1) Afrika’da gazeteci olma serüveniniz nasıl başladı?


Anadolu Ajansı’nın (AA) Sahraaltı Afrika’ya açılım politikası kapsamında 2016’da Nijerya’da görevlendirildim. Afrika’da ve özellikle Nijerya’da görev almayı özellikle tercih etmiştim çünkü bu ülkede daha önce Türkiye’den bir gazeteci görev yapmamıştı ve Afrika’nın en önemli ülkelerinden biriydi. Bu ülkeye gitme amacım gazeteci olarak haber akışının sağlanmasının yanında Nijerya’yı siyasi, sosyal, ekonomik ve akademik olarak da Türkiye’ye tanıtmaktı. Bu nedenle Nijerya’da görev aldığım süre zarfında bu ülkeyle ilgili bir de doktora tezi hazırladım.

2) Gazetecilik, doğası gereği zorlukları olan bir meslek. Peki, bu zorluklar Afrika’da perçinleniyor mu? Diğer ülkelere kıyasla bunu nasıl gözlemliyorsunuz?

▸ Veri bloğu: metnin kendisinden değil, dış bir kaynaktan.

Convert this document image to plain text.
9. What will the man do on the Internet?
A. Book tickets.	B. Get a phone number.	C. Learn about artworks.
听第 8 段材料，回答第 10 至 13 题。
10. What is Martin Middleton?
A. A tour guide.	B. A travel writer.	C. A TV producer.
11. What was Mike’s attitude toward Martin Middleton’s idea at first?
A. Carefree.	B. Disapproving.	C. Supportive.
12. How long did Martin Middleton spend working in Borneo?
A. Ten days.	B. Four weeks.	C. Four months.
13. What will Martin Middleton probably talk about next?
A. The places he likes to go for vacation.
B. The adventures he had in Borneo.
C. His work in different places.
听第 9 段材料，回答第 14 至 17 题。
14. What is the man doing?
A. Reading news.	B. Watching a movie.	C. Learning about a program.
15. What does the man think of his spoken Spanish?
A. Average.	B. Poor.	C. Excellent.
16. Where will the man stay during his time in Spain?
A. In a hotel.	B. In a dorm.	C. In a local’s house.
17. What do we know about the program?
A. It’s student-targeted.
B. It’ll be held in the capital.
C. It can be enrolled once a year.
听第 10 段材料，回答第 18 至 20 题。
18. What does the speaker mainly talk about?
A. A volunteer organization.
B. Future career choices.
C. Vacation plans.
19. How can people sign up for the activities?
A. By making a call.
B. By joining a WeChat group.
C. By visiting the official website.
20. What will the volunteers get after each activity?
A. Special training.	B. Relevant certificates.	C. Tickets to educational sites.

Sahraaltı Afrika belki de dünyanın gazeteci olarak çalışabileceğiniz en zor bölgeleri arasında bulunuyor. “Beyaz” olmanız en büyük dezavantajların başında geliyor. Sokakta röportaj yapmak istediğinizde ya da fotoğraf çektiğinizde insanların uyarılarıyla karşılaşabiliyorsunuz. Kenya, Senegal ve Ruanda gibi ülkeler gazeteci olarak çalışmak için daha rahat bir ortam sunuyor ancak Nijerya gibi ülkelerde birçok zorlukla karşılaşıyorsunuz. Diğer taraftan güvenlik konusunda da dikkat etmeniz gerekiyor, Güney Afrika Cumhuriyeti’nde çalışırken hırsızlık olaylarına karşı her zaman tetikte olmalısınız. Mesela bu ülkede çalışan bir gazeteci büyüğümüz yayın sırasında cep telefonunu çaldırmıştı.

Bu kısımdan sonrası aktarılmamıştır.